A 2012 Pew Charitable Trusts report estimates that 2.75 million Americans were on voter lists in more than one state and 1.8 million deceased people remained on these rolls. The Electronic Registration Information Center (ERIC) works with states to help with ensuring the integrity of voter registration records. U.S. Election expert Mary Stegmaier with Mizzou’s Truman School of Public Affairs says nearly two dozen states, not including Missouri, partner with (ERIC).
“A group of states got together to try to come up with a way to use technology and databases to help states more readily identify out of state registrations and registrations for people who have passed away,” says Stegmaier. “The states are essentially pooling their resources in this kind of cooperative to identify duplicates as well as outdated registrations.”
The center, which was launched in 2012 with support from Pew Charitable Trusts, analyzes and matches post office change-of-address forms, death records, vehicle registrations and voter registration records to help ensure accuracy.

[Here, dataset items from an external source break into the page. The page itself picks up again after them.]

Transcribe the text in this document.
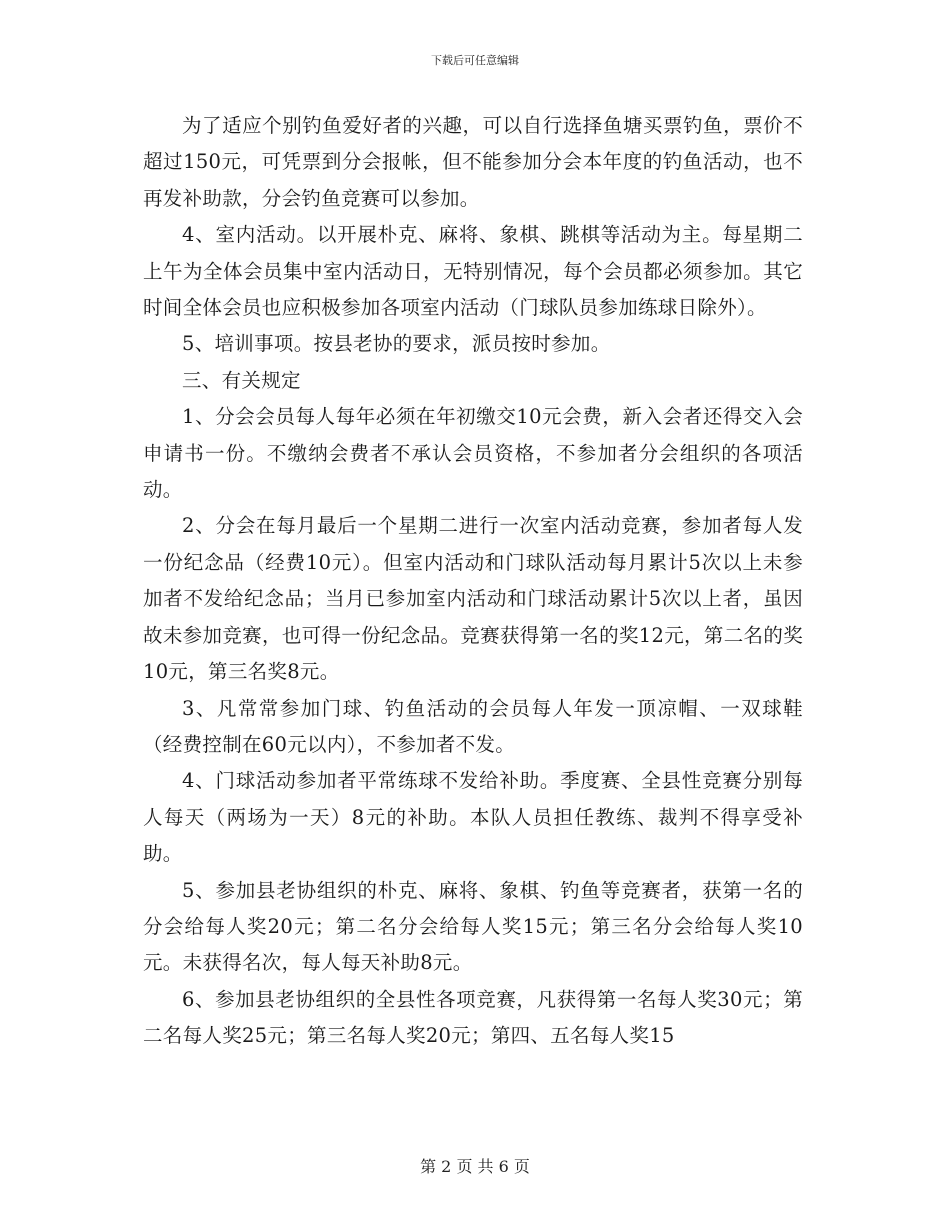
下载后可任意编辑

为了适应个别钓鱼爱好者的兴趣，可以自行选择鱼塘买票钓鱼，票价不超过150元，可凭票到分会报帐，但不能参加分会本年度的钓鱼活动，也不再发补助款，分会钓鱼竞赛可以参加。

4、室内活动。以开展朴克、麻将、象棋、跳棋等活动为主。每星期二上午为全体会员集中室内活动日，无特别情况，每个会员都必须参加。其它时间全体会员也应积极参加各项室内活动（门球队员参加练球日除外）。

5、培训事项。按县老协的要求，派员按时参加。

三、有关规定

1、分会会员每人每年必须在年初缴交10元会费，新入会者还得交入会申请书一份。不缴纳会费者不承认会员资格，不参加者分会组织的各项活动。

2、分会在每月最后一个星期二进行一次室内活动竞赛，参加者每人发一份纪念品（经费10元）。但室内活动和门球队活动每月累计5次以上未参加者不发给纪念品；当月已参加室内活动和门球活动累计5次以上者，虽因故未参加竞赛，也可得一份纪念品。竞赛获得第一名的奖12元，第二名的奖10元，第三名奖8元。

3、凡常常参加门球、钓鱼活动的会员每人年发一顶凉帽、一双球鞋（经费控制在60元以内），不参加者不发。

4、门球活动参加者平常练球不发给补助。季度赛、全县性竞赛分别每人每天（两场为一天）8元的补助。本队人员担任教练、裁判不得享受补助。

5、参加县老协组织的朴克、麻将、象棋、钓鱼等竞赛者，获第一名的分会给每人奖20元；第二名分会给每人奖15元；第三名分会给每人奖10元。未获得名次，每人每天补助8元。

6、参加县老协组织的全县性各项竞赛，凡获得第一名每人奖30元；第二名每人奖25元；第三名每人奖20元；第四、五名每人奖15

第 2 页 共 6 页
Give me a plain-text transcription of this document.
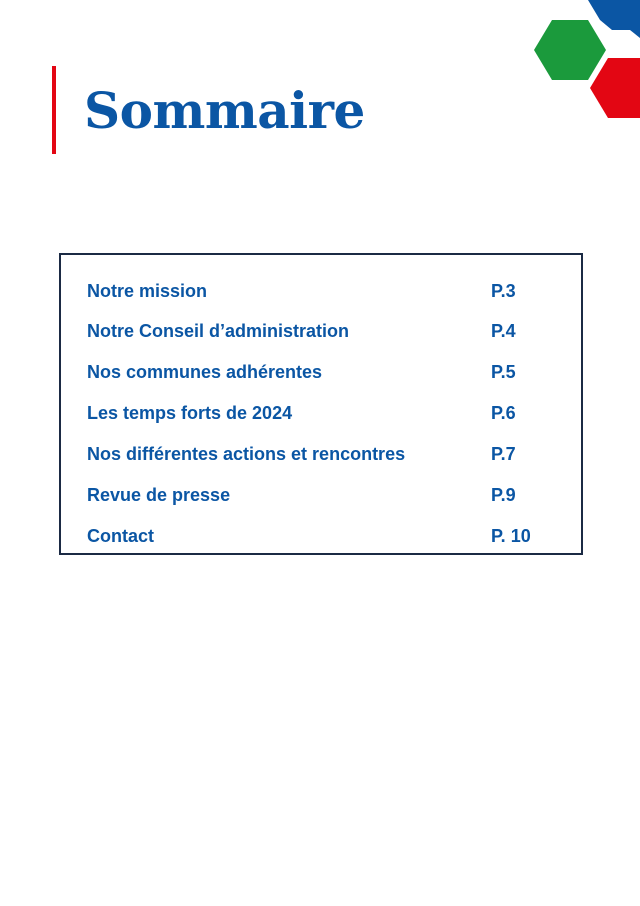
Sommaire
Notre mission	P.3
Notre Conseil d’administration	P.4
Nos communes adhérentes	P.5
Les temps forts de 2024	P.6
Nos différentes actions et rencontres	P.7
Revue de presse	P.9
Contact	P. 10
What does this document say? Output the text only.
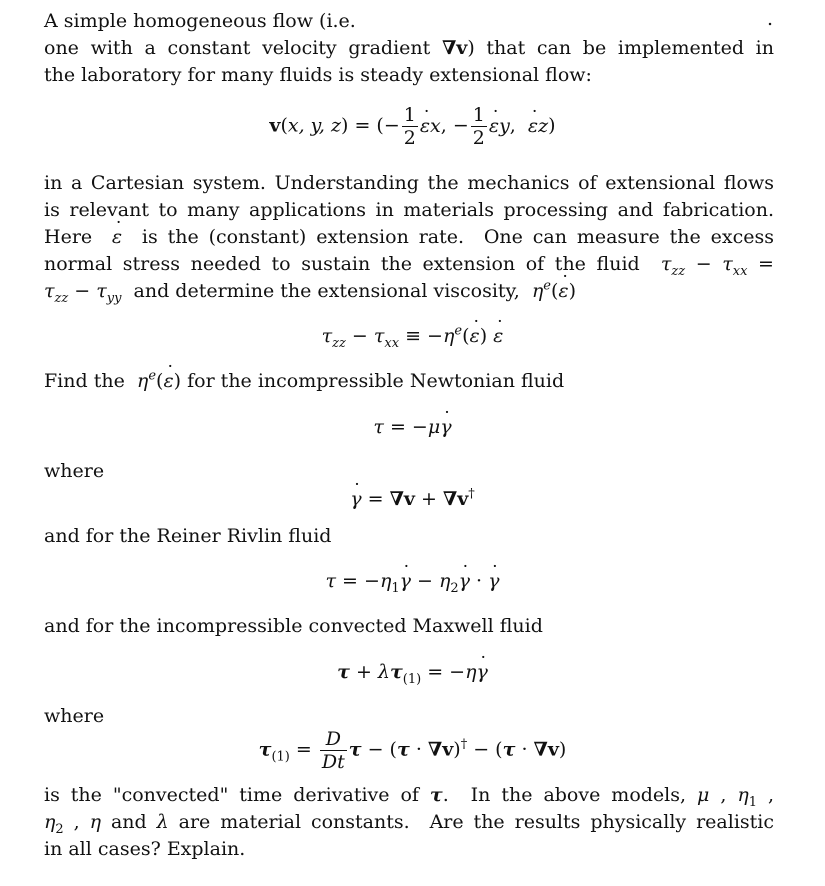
A simple homogeneous flow (i.e.	.
one with a constant velocity gradient ∇v) that can be implemented in
the laboratory for many fluids is steady extensional flow:
v(x, y, z) = (− $\frac{1}{2}$ ε ˙x, − $\frac{1}{2}$ ε ˙y,  ε ˙z)
in a Cartesian system. Understanding the mechanics of extensional flows
is relevant to many applications in materials processing and fabrication.
Here ε ˙ is the (constant) extension rate. One can measure the excess
normal stress needed to sustain the extension of the fluid $\tau_{zz} - \tau_{xx}$ =
$\tau_{zz} - \tau_{yy}$ and determine the extensional viscosity, $\eta^e(\varepsilon$ ˙)
$\tau_{zz} - \tau_{xx} \equiv -\eta^e(\varepsilon$ ˙) ε ˙
Find the $\eta^e(\varepsilon$ ˙) for the incompressible Newtonian fluid
τ = −μγ ˙
where
γ ˙ = ∇v + ∇v†
and for the Reiner Rivlin fluid
$\tau = -\eta_1\gamma$ ˙ − $\eta_2\gamma$ ˙ · γ ˙
and for the incompressible convected Maxwell fluid
$\tau + \lambda\tau_{(1)} = -\eta\gamma$ ˙
where
$\tau_{(1)} = \frac{D}{Dt}$ τ − (τ · ∇v)† − (τ · ∇v)
is the "convected" time derivative of τ.  In the above models, μ , $\eta_1$ ,
$\eta_2$ , η and λ are material constants. Are the results physically realistic
in all cases? Explain.
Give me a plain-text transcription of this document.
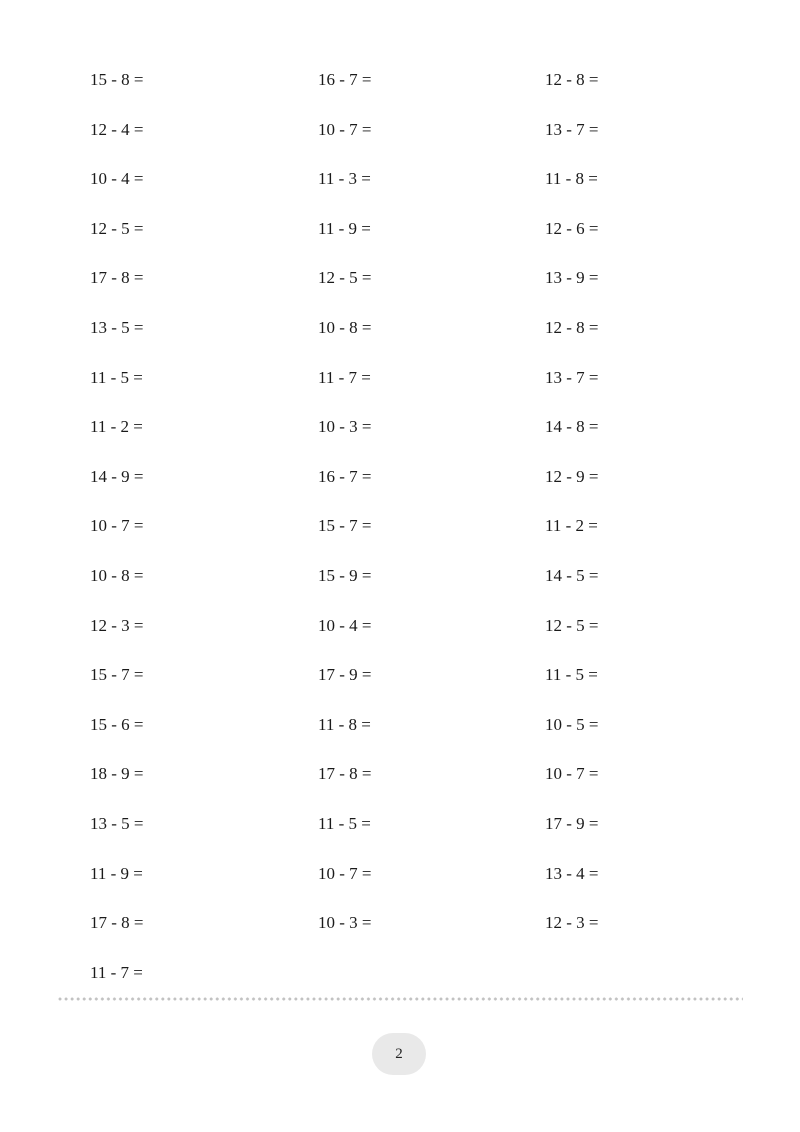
15 - 8 =	16 - 7 =	12 - 8 =
12 - 4 =	10 - 7 =	13 - 7 =
10 - 4 =	11 - 3 =	11 - 8 =
12 - 5 =	11 - 9 =	12 - 6 =
17 - 8 =	12 - 5 =	13 - 9 =
13 - 5 =	10 - 8 =	12 - 8 =
11 - 5 =	11 - 7 =	13 - 7 =
11 - 2 =	10 - 3 =	14 - 8 =
14 - 9 =	16 - 7 =	12 - 9 =
10 - 7 =	15 - 7 =	11 - 2 =
10 - 8 =	15 - 9 =	14 - 5 =
12 - 3 =	10 - 4 =	12 - 5 =
15 - 7 =	17 - 9 =	11 - 5 =
15 - 6 =	11 - 8 =	10 - 5 =
18 - 9 =	17 - 8 =	10 - 7 =
13 - 5 =	11 - 5 =	17 - 9 =
11 - 9 =	10 - 7 =	13 - 4 =
17 - 8 =	10 - 3 =	12 - 3 =
11 - 7 =
2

Stegmaier says the states with larger populations and destination states tend to have more voter roll issues.
She says using the organization’s services are a much more efficient way to try to combat voter fraud than applying voter ID laws.
“If we don’t have people on duplicate rolls and multiple rolls across states as well as deceased people on the rolls, then this greatly reduces the potential for fraud,” says Stegmaier. “One of the challenges with voter identification is that you really have to really implement this really well. Not only do all Americans who are eligible to vote need to have an ID, which is costly. We don’t have a national ID in the U.S. for all citizens. Poll workers would need some training in how to recognize that the person on the picture is really the person who is there.”
Missouri belongs to the Interstate Voter Registration Cross Check program, which updates voter information annually.
In 2016, Missouri voters approved a photo ID requirement to vote. The first elections under the new law will be in August.